Des femmes trans' arrêtées

Le 2 novembre, la police de Lampung (sud du pays) a de son côté mené un raid contre les personnes LGBT+ afin de "garantir la sécurité et le maintien de l'ordre public". Trois femmes trans' ont notamment été "arrosées" en public par un camion de pompier, dans la boue, avant d'être conduites en prison.

"L'humiliation de ces trois femmes trans' est épouvantable et constitue un traitement cruel, inhumain et dégradant, absolument interdit par le droit international", a dénoncé Usman Hamid, directeur exécutif d'Amnesty International.

Une répression grandissante

Ces arrestations interviennent dans un contexte grandissant des répression envers les personnes LGBT+.

Depuis quelque temps, des ministres, des conservateurs et des groupes islamistes se livrent publiquement à des propos homophobes, tandis que la police a fréquemment recours aux strictes lois anti-pornographie pour réprimer des membres de la communauté LGBT.

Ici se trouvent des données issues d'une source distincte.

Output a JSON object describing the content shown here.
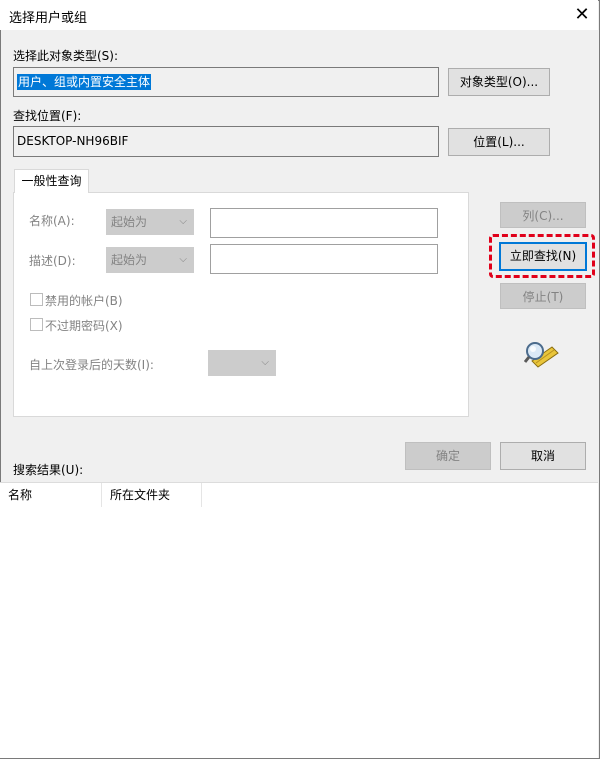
{
  "window": {
    "title": "选择用户或组",
    "close_glyph": "✕"
  },
  "object_type": {
    "label": "选择此对象类型(S):",
    "value": "用户、组或内置安全主体",
    "button": "对象类型(O)..."
  },
  "location": {
    "label": "查找位置(F):",
    "value": "DESKTOP-NH96BIF",
    "button": "位置(L)..."
  },
  "query": {
    "tab_label": "一般性查询",
    "name_label": "名称(A):",
    "name_mode": "起始为",
    "desc_label": "描述(D):",
    "desc_mode": "起始为",
    "disabled_accounts_label": "禁用的帐户(B)",
    "non_expiring_pw_label": "不过期密码(X)",
    "days_since_login_label": "自上次登录后的天数(I):"
  },
  "side_buttons": {
    "columns": "列(C)...",
    "find_now": "立即查找(N)",
    "stop": "停止(T)"
  },
  "dialog_buttons": {
    "ok": "确定",
    "cancel": "取消"
  },
  "results": {
    "label": "搜索结果(U):",
    "columns": [
      "名称",
      "所在文件夹"
    ]
  },
  "colors": {
    "highlight": "#e0001a",
    "selection": "#0078d7"
  }
}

L'homosexualité est pourtant légale en Indonésie, sauf dans la province semi-autonome d'Aceh, qui applique la charia. Mais les pressions sont fortes dans le pays pour l'interdire, dans le cadre d'un durcissement du code pénal, influencé par une influence grandissante de groupes religieux fondamentalistes dans le pays musulman le plus peuplé au monde.